Working from the diaspora in California, Guillermo Gómez-Peña’s work in the 1980s and 1990s was aligned with identity politics and aesthetics in the US. Later on, Gómez-Peña’s performative works began to question the inequalities of the current global order and to celebrate: immigration, nomadism, hybridized identities and practices, to transmit urgency for new strategies for political dissent, to denounce xenophobia, precarious labor conditions and to invent strategies to revitalize community ties, through new technologies, virtual reality and cybernetics, to elucidate the withering of national consciousness, etc. In his video-performance reciting a poem, Declaration of Poetic Disobedience (2005), and despite its liberal disclaimer condemning terrorism, Gómez-Peña carves out a discursive position to contest and resist the homogenizing and devastating power of globalization by reconfiguring the notions of “us” and “them,” highlighting how cultural differences and contestatory positions from subalterns had become commodities.

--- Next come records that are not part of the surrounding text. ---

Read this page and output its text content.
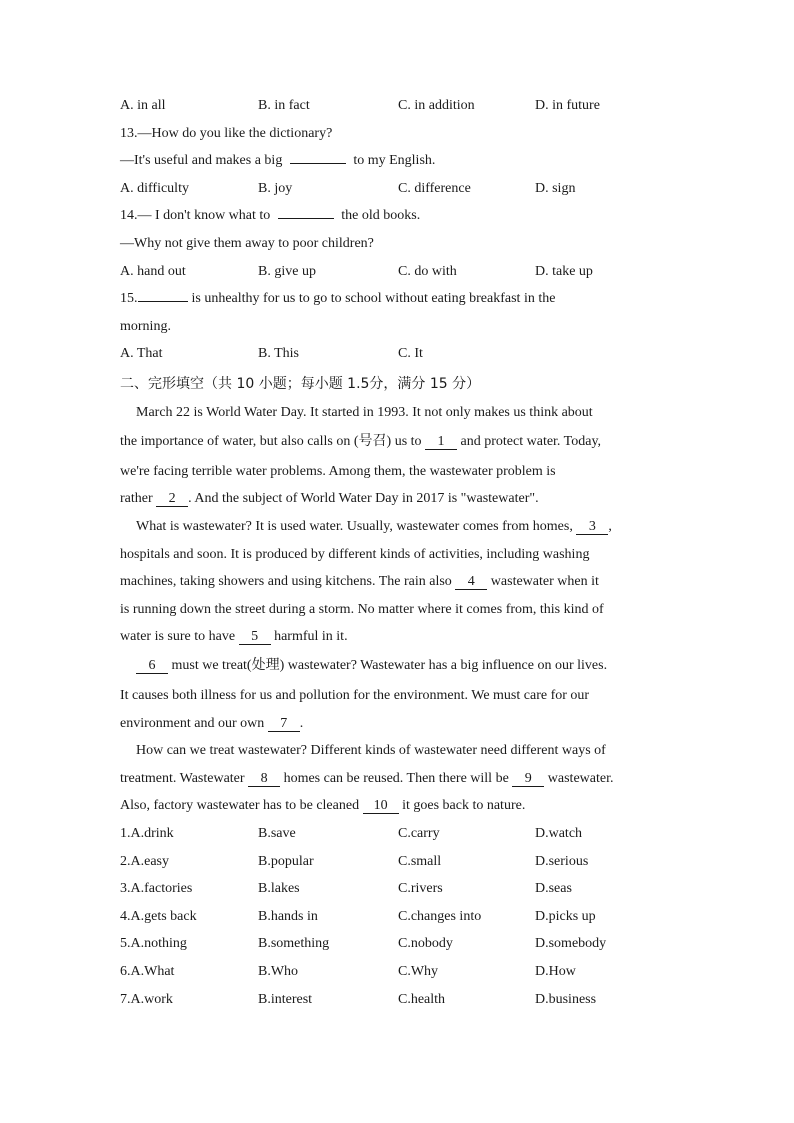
A. in all	B. in fact	C. in addition	D. in future
13.—How do you like the dictionary?
—It's useful and makes a big	to my English.
A. difficulty	B. joy	C. difference	D. sign
14.— I don't know what to	the old books.
—Why not give them away to poor children?
A. hand out	B. give up	C. do with	D. take up
15.	is unhealthy for us to go to school without eating breakfast in the
morning.
A. That	B. This	C. It
二、完形填空（共 10 小题；每小题 1.5分，满分 15 分）
March 22 is World Water Day. It started in 1993. It not only makes us think about
the importance of water, but also calls on (号召) us to 1 and protect water. Today,
we're facing terrible water problems. Among them, the wastewater problem is
rather 2 . And the subject of World Water Day in 2017 is "wastewater".
What is wastewater? It is used water. Usually, wastewater comes from homes, 3 ,
hospitals and soon. It is produced by different kinds of activities, including washing
machines, taking showers and using kitchens. The rain also 4 wastewater when it
is running down the street during a storm. No matter where it comes from, this kind of
water is sure to have 5 harmful in it.
6 must we treat(处理) wastewater? Wastewater has a big influence on our lives.
It causes both illness for us and pollution for the environment. We must care for our
environment and our own 7 .
How can we treat wastewater? Different kinds of wastewater need different ways of
treatment. Wastewater 8 homes can be reused. Then there will be 9 wastewater.
Also, factory wastewater has to be cleaned 10 it goes back to nature.
1.A.drink	B.save	C.carry	D.watch
2.A.easy	B.popular	C.small	D.serious
3.A.factories	B.lakes	C.rivers	D.seas
4.A.gets back	B.hands in	C.changes into	D.picks up
5.A.nothing	B.something	C.nobody	D.somebody
6.A.What	B.Who	C.Why	D.How
7.A.work	B.interest	C.health	D.business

Lorena Wolffer, Soy totalmente de hierro (2000). Courtesy of the artist




Taking up visual culture as a site for politicization along the lines of feminist video and performance artists in the 1970s, the work of three women: Ximena Cuevas, Lorena Wolffer and Minerva Cuevas has a common concern in elucidating how the media and corporate marketing construct imaginaries that become entrenched in cultural assumptions and how they can be contested or overturned. For example, Ximena Cuevas’ videos can be described as visual culture satires filtered through personal idiosyncrasies, distancing the viewer from the melodramatic spirit of Mexican culture. For her part, Lorena Wolffer’s work operates at the intersection of art and activism addressing the cultural fabrication of gender, and has included pedagogical platforms for collective development to counter gender violence and to give women their voice. Her iconic series Soy totalmente de hierro [I am Totally Steel], consists of 10 billboards scattered throughout the city in 2000, parodying a department store’s marketing campaign that capitalizes stereotypes about white upper-class women consuming and posing, posited as the female ideal. Minerva Cuevas founded in 2000 Mejor Vida Corp. [Better Life. Corp] a multimedia project embodied in a corporation geared at identifying and solving poor residents of Mexico City. There is also Daniela Rossell’s series Ricas y Famosas [Rich and Famous] of almost 100 photographs depicting women members of the Mexican oligarchy. Rossell’s photographs can be described as ethnographic studies of the ruling class’s decadent fantasies embodied in the women’s poses and their home interiors. The images express a contradiction between the home as a “private” space vs. the “public” concerns of the (gender and class) politics at stake. By providing her subjects the opportunity to construct their own visual images/subjectivities, the women enact fantasies of self-objectification and sexualization, merging with the kitsch yet luxurious décor of their homes, painstakingly maintained by the servants who sometimes appear in the images.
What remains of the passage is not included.